No, he didn’t. But he had no choice: cutting off Clay would be like cutting off his arm—and a lot worse than amputating his foot.
“Will you vouch for him?” his scout-sniper platoon Sergeant had asked.
“Yes,” Jake said. “Absolutely.”
“Then he’s your responsibility. If he doesn’t make it, you don’t either.”
And Clay did, indeed, make it. He handled all the physical parts easily; he’d always been an excellent shot. He had some tough moments—especially when he was being hazed, which was part of the drill—but everyone had their moments in sniper school. Jake had nearly gotten kicked out when his superiors found that he was still blogging; Jake’s Life had to be stowed for the next seven months. But this was Clay’s proudest time as a Marine; he was finally one of the elite.
Shawn Beidler, the Sergeant who had recruited Jake into snipers, thought this six-man sniper team was the best he’d ever had. Shawn was older, like Jake and Clay, and had been to college. He had worked with Jake in Iraq and loved the guy. He’d been skeptical about Clay—but found, as the training progressed, that he loved him, too. Shawn fell in easily with the three amigos when it came to partying in Manhattan Beach. He and Clay would have long, deep political conversations. They’d disagree at times, but that was okay. Clay knew stuff; he read a lot. He had real doubts about Iraq, but Afghanistan was supposed to be the good war—and they were all happy to learn i
n February 2008 that they were not going back to the sandbox, but heading to Afghanistan.
Their sniper team would be attached to Echo, Fox, and Golf companies of the 2/7 Marines, and that felt good, too. Golf had been their old company; as scout-snipers, they’d be out protecting their guys. They were ticketed for Helmand province, a dreadful, empty place in the far southwest of the country on the Pakistan border.

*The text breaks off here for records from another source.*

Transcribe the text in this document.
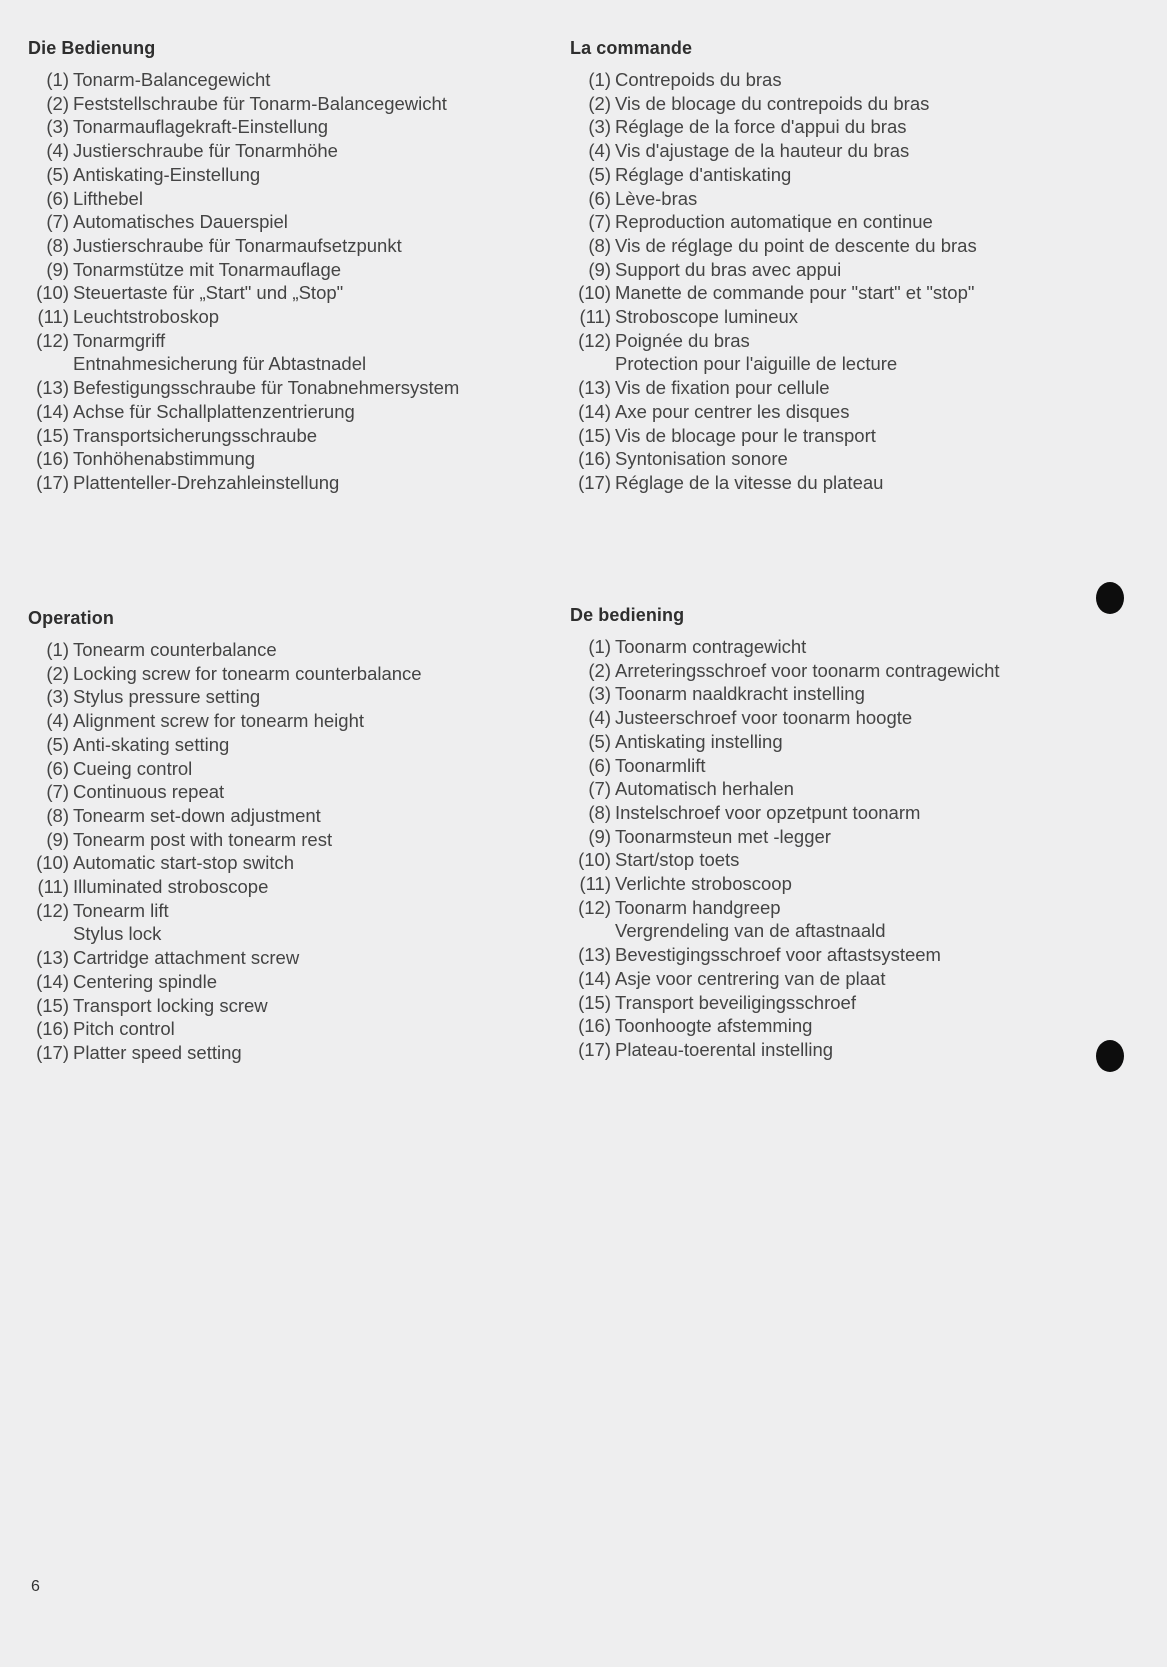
Die Bedienung
(1) Tonarm-Balancegewicht
(2) Feststellschraube für Tonarm-Balancegewicht
(3) Tonarmauflagekraft-Einstellung
(4) Justierschraube für Tonarmhöhe
(5) Antiskating-Einstellung
(6) Lifthebel
(7) Automatisches Dauerspiel
(8) Justierschraube für Tonarmaufsetzpunkt
(9) Tonarmstütze mit Tonarmauflage
(10) Steuertaste für „Start" und „Stop"
(11) Leuchtstroboskop
(12) Tonarmgriff
Entnahmesicherung für Abtastnadel
(13) Befestigungsschraube für Tonabnehmersystem
(14) Achse für Schallplattenzentrierung
(15) Transportsicherungsschraube
(16) Tonhöhenabstimmung
(17) Plattenteller-Drehzahleinstellung
La commande
(1) Contrepoids du bras
(2) Vis de blocage du contrepoids du bras
(3) Réglage de la force d'appui du bras
(4) Vis d'ajustage de la hauteur du bras
(5) Réglage d'antiskating
(6) Lève-bras
(7) Reproduction automatique en continue
(8) Vis de réglage du point de descente du bras
(9) Support du bras avec appui
(10) Manette de commande pour "start" et "stop"
(11) Stroboscope lumineux
(12) Poignée du bras
Protection pour l'aiguille de lecture
(13) Vis de fixation pour cellule
(14) Axe pour centrer les disques
(15) Vis de blocage pour le transport
(16) Syntonisation sonore
(17) Réglage de la vitesse du plateau
Operation
(1) Tonearm counterbalance
(2) Locking screw for tonearm counterbalance
(3) Stylus pressure setting
(4) Alignment screw for tonearm height
(5) Anti-skating setting
(6) Cueing control
(7) Continuous repeat
(8) Tonearm set-down adjustment
(9) Tonearm post with tonearm rest
(10) Automatic start-stop switch
(11) Illuminated stroboscope
(12) Tonearm lift
Stylus lock
(13) Cartridge attachment screw
(14) Centering spindle
(15) Transport locking screw
(16) Pitch control
(17) Platter speed setting
De bediening
(1) Toonarm contragewicht
(2) Arreteringsschroef voor toonarm contragewicht
(3) Toonarm naaldkracht instelling
(4) Justeerschroef voor toonarm hoogte
(5) Antiskating instelling
(6) Toonarmlift
(7) Automatisch herhalen
(8) Instelschroef voor opzetpunt toonarm
(9) Toonarmsteun met -legger
(10) Start/stop toets
(11) Verlichte stroboscoop
(12) Toonarm handgreep
Vergrendeling van de aftastnaald
(13) Bevestigingsschroef voor aftastsysteem
(14) Asje voor centrering van de plaat
(15) Transport beveiligingsschroef
(16) Toonhoogte afstemming
(17) Plateau-toerental instelling
6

The area would have been a complete wasteland if the Americans hadn’t built an elaborate irrigation system off the Helmand River in the 1950s. Wheat had been grown there in the past, but now the cash crop was poppies. It was the source of 90 percent of the world’s opium.
There were those who believed the Marines should never have gone to Helmand. They were needed elsewhere, especially in the mountainous east, where there was some tough fighting against the Taliban—or perhaps in Kandahar province, a major population center just east of Helmand, which was Taliban central, Mullah Omar’s home turf. But the Marine brass wanted their own area of operations—and the Brits, who’d been holding the fort in Helmand, needed help. Afghanistan was heating up; the Taliban had become a serious fighting force again after being nearly wiped out in 2001. The “good war” was becoming an issue in the 2008 presidential campaign, and those poppies were funding the Taliban insurgency (as well as the corruption of Afghan President Hamid Karzai’s regime). So in the spring of 2008, Jake and Clay’s sniper platoon was deployed to Helmand province.